Important Observations About OSHA’s New SHIB for Food Flavorings Containing Diacetyl (DAPORS)
After taking a closer look at the SHIB, a few issues come to mind and are noted below. Hopefully, with the Diacetyl rulemaking effort, all stakeholders will soon be able to provide substantive comments help facilitate meaningful progress. Workers’ protection is at stake… it’s not like that’s important or anything. (yes, that is a bit of scarcasm at the end there).

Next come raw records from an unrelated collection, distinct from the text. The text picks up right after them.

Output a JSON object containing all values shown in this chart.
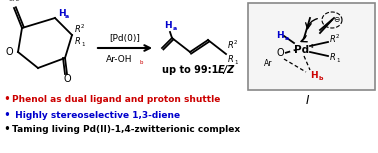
{
  "bg_color": "#ffffff",
  "bullet1_color": "#cc0000",
  "bullet2_color": "#0000cc",
  "bullet3_color": "#000000",
  "blue_color": "#0000cc",
  "red_color": "#cc0000",
  "black_color": "#000000",
  "gray_color": "#888888",
  "bullet1": "Phenol as dual ligand and proton shuttle",
  "bullet2": "Highly stereoselective 1,3-diene",
  "bullet3": "Taming living Pd(II)-1,4-zwitterionic complex",
  "arrow_label_top": "[Pd(0)]",
  "product_label": "up to 99:1 ",
  "product_label_italic": "E/Z"
}
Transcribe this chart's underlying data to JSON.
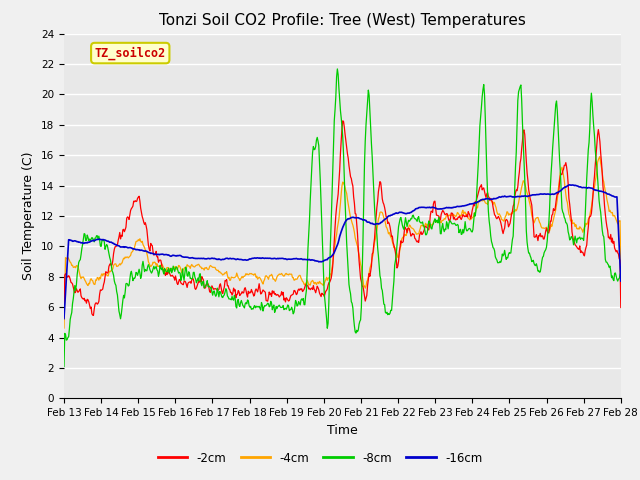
{
  "title": "Tonzi Soil CO2 Profile: Tree (West) Temperatures",
  "xlabel": "Time",
  "ylabel": "Soil Temperature (C)",
  "ylim": [
    0,
    24
  ],
  "yticks": [
    0,
    2,
    4,
    6,
    8,
    10,
    12,
    14,
    16,
    18,
    20,
    22,
    24
  ],
  "xtick_labels": [
    "Feb 13",
    "Feb 14",
    "Feb 15",
    "Feb 16",
    "Feb 17",
    "Feb 18",
    "Feb 19",
    "Feb 20",
    "Feb 21",
    "Feb 22",
    "Feb 23",
    "Feb 24",
    "Feb 25",
    "Feb 26",
    "Feb 27",
    "Feb 28"
  ],
  "series_colors": [
    "#ff0000",
    "#ffa500",
    "#00cc00",
    "#0000cc"
  ],
  "series_labels": [
    "-2cm",
    "-4cm",
    "-8cm",
    "-16cm"
  ],
  "legend_label": "TZ_soilco2",
  "plot_bg_color": "#e8e8e8",
  "fig_bg_color": "#f0f0f0",
  "grid_color": "#ffffff",
  "title_fontsize": 11,
  "axis_fontsize": 9,
  "tick_fontsize": 7.5,
  "legend_text_color": "#cc0000",
  "legend_box_color": "#ffffcc",
  "legend_box_edge": "#cccc00"
}
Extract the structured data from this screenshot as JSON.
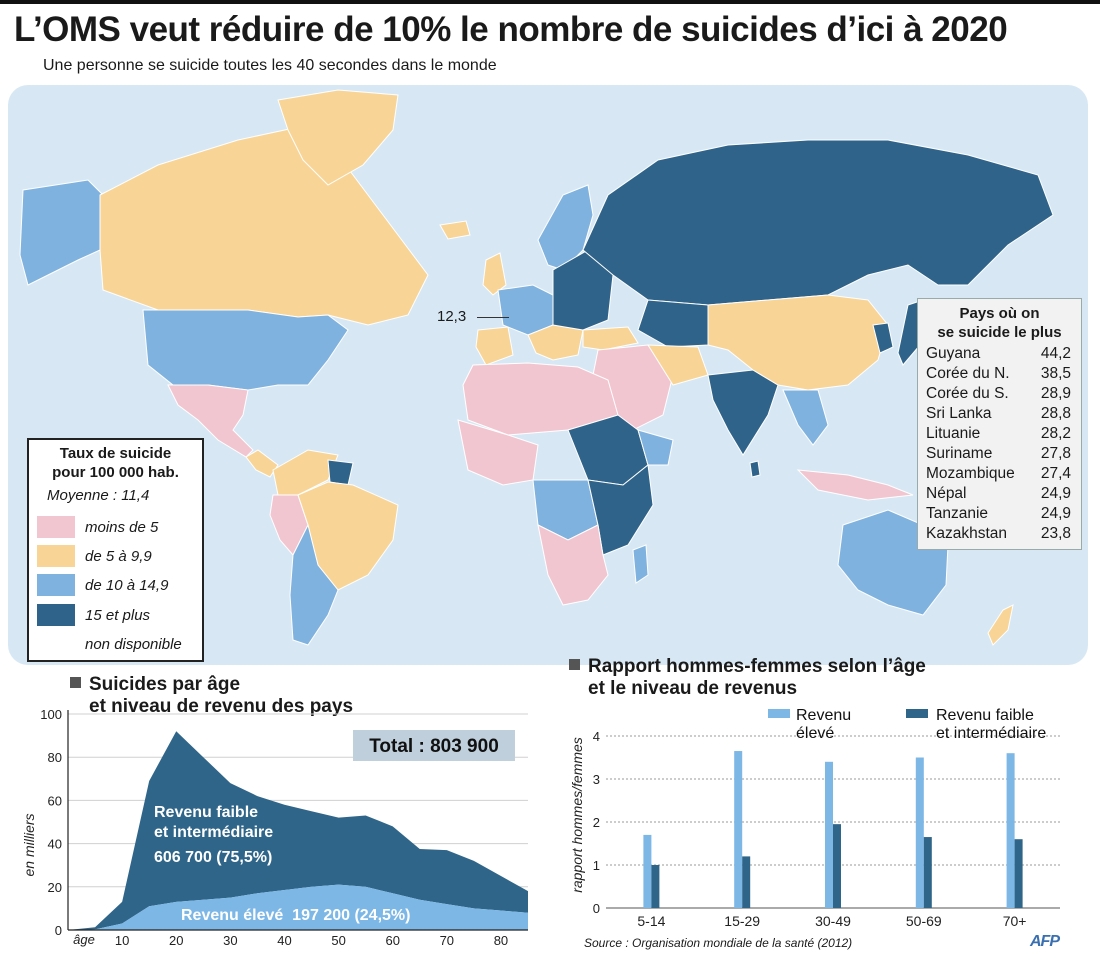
{
  "title": "L’OMS veut réduire de 10% le nombre de suicides d’ici à 2020",
  "subtitle": "Une personne se suicide toutes les 40 secondes dans le monde",
  "colors": {
    "ocean": "#d7e8f4",
    "less_than_5": "#f2c6d1",
    "five_to_9_9": "#f8d596",
    "ten_to_14_9": "#7fb2de",
    "fifteen_plus": "#2f6389",
    "not_available": "#ffffff",
    "high_income": "#7cb7e6",
    "low_mid_income": "#2f6589"
  },
  "map": {
    "callout_value": "12,3",
    "legend": {
      "title_line1": "Taux de suicide",
      "title_line2": "pour 100 000 hab.",
      "average": "Moyenne : 11,4",
      "items": [
        {
          "label": "moins de 5",
          "color": "#f2c6d1"
        },
        {
          "label": "de 5 à 9,9",
          "color": "#f8d596"
        },
        {
          "label": "de 10 à 14,9",
          "color": "#7fb2de"
        },
        {
          "label": "15 et plus",
          "color": "#2f6389"
        },
        {
          "label": "non disponible",
          "color": "#ffffff"
        }
      ]
    },
    "top_countries": {
      "title_line1": "Pays où on",
      "title_line2": "se suicide le plus",
      "rows": [
        {
          "country": "Guyana",
          "value": "44,2"
        },
        {
          "country": "Corée du N.",
          "value": "38,5"
        },
        {
          "country": "Corée du S.",
          "value": "28,9"
        },
        {
          "country": "Sri Lanka",
          "value": "28,8"
        },
        {
          "country": "Lituanie",
          "value": "28,2"
        },
        {
          "country": "Suriname",
          "value": "27,8"
        },
        {
          "country": "Mozambique",
          "value": "27,4"
        },
        {
          "country": "Népal",
          "value": "24,9"
        },
        {
          "country": "Tanzanie",
          "value": "24,9"
        },
        {
          "country": "Kazakhstan",
          "value": "23,8"
        }
      ]
    }
  },
  "area_section": {
    "title_line1": "Suicides par âge",
    "title_line2": "et niveau de revenu des pays"
  },
  "bar_section": {
    "title_line1": "Rapport hommes-femmes selon l’âge",
    "title_line2": "et le niveau de revenus"
  },
  "chart_data": [
    {
      "type": "area",
      "ylabel": "en milliers",
      "xlabel": "âge",
      "xlim": [
        0,
        85
      ],
      "ylim": [
        0,
        100
      ],
      "x_ticks": [
        10,
        20,
        30,
        40,
        50,
        60,
        70,
        80
      ],
      "y_ticks": [
        0,
        20,
        40,
        60,
        80,
        100
      ],
      "total_label": "Total : 803 900",
      "x": [
        0,
        5,
        10,
        15,
        20,
        25,
        30,
        35,
        40,
        45,
        50,
        55,
        60,
        65,
        70,
        75,
        80,
        85
      ],
      "series": [
        {
          "name": "Revenu élevé",
          "label_line1": "Revenu élevé  197 200 (24,5%)",
          "values": [
            0,
            0.3,
            3,
            11,
            13,
            14,
            15,
            17,
            18.5,
            20,
            21,
            20,
            17,
            14,
            12,
            10,
            9,
            8
          ]
        },
        {
          "name": "Revenu faible et intermédiaire",
          "label_line1": "Revenu faible",
          "label_line2": "et intermédiaire",
          "label_line3": "606 700 (75,5%)",
          "values": [
            0,
            1,
            10,
            58,
            79,
            66,
            53,
            45,
            39.5,
            35,
            31,
            33,
            31,
            23.5,
            25,
            22,
            16,
            10
          ]
        }
      ]
    },
    {
      "type": "bar",
      "ylabel": "rapport hommes/femmes",
      "ylim": [
        0,
        4
      ],
      "y_ticks": [
        0,
        1,
        2,
        3,
        4
      ],
      "categories": [
        "5-14",
        "15-29",
        "30-49",
        "50-69",
        "70+"
      ],
      "series": [
        {
          "name": "Revenu élevé",
          "legend_line1": "Revenu",
          "legend_line2": "élevé",
          "values": [
            1.7,
            3.65,
            3.4,
            3.5,
            3.6
          ]
        },
        {
          "name": "Revenu faible et intermédiaire",
          "legend_line1": "Revenu faible",
          "legend_line2": "et intermédiaire",
          "values": [
            1.0,
            1.2,
            1.95,
            1.65,
            1.6
          ]
        }
      ]
    }
  ],
  "footer": {
    "source": "Source : Organisation mondiale de la santé (2012)",
    "credit": "AFP"
  }
}
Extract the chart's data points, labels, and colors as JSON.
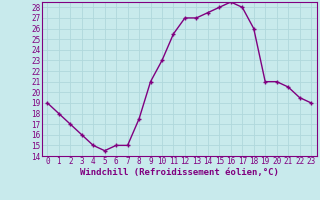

There is a distinct change in language in this new SHIB which seems to be going unnoticed by stakeholders in the food manufacturing and flavoring industry. Specifically, there is a new purpose for this SHIB which I have not seen in previous guidance documents. That is, ‘to: Help employers understand the steps they must<emphasis added> take to provide their workers a safe and healthful work environment free of recognized hazards.’ The unusual and confusing use of the term ‘must’ conflicts with the SHIB’s disclaimer whereby it states that this document creates no new legal requirements. As a result, this document may create confusion among employers, industry safety and health professionals, workers, and other stakeholders as to what is required, what is recommended, and what might be cited. By virtue of this SHIB, is OSHA mandating new requirements on employers? This is a serious issue which ought to be addressed, clarified, and/or corrected by OSHA. Historically, the purpose of OSHA SHIBs has been to create awareness among employers and stakeholders of emerging risks, assist employers in identifying and mitigating potential risks, and generally to provide useful information to employers in order to better protect their employees. It appears that this SHIB may be taking that approach into a new direction.
Diacetyl has been identified as a ‘marker chemical’ suspected of contributing – solely or in combination with other chemicals – to a debilitating and irreversible lung disease commonly referred to as popcorn lung. As a result, the Agency seems to be taking the position that many or all of the viable substitutes for Diacetyl will require the same precautions. If this is the case, then OSHA and NIOSH need to provide clearer and more definitive direction because the industry is moving away from Diacetyl with substitutes which may not be any less problematic. In other words, the industry may be unwittingly jumping out of the pot and into the fire. The SHIB’s purpose uses the word ‘must’. The section in the SHIB which introduces OSHA’s recommendations states that certain practices are recommended for all flavorings including Diacetyl and its substitutes. The SHIB’s disclaimer states that this creates no new legal obligations. Which is it…. a must, strong recommendation, or simply information?
Is this OSHA’s attempt at backdoor rulemaking? I guess the release of the anticipated Fall Unified Regulatory Agenda may shed some light in that regard.
The industry has been awaiting definitive direction on the issue of Diacetyl and related substances. This SHIB seems to be confusing the issue, especially as it relates to substitutes. The industry wants to protect its workers. However, instituting expensive engineering controls and product reformulation without knowing whether they have reduced exposures low enough — or unwittingly substituted one problem for another — is unsettling.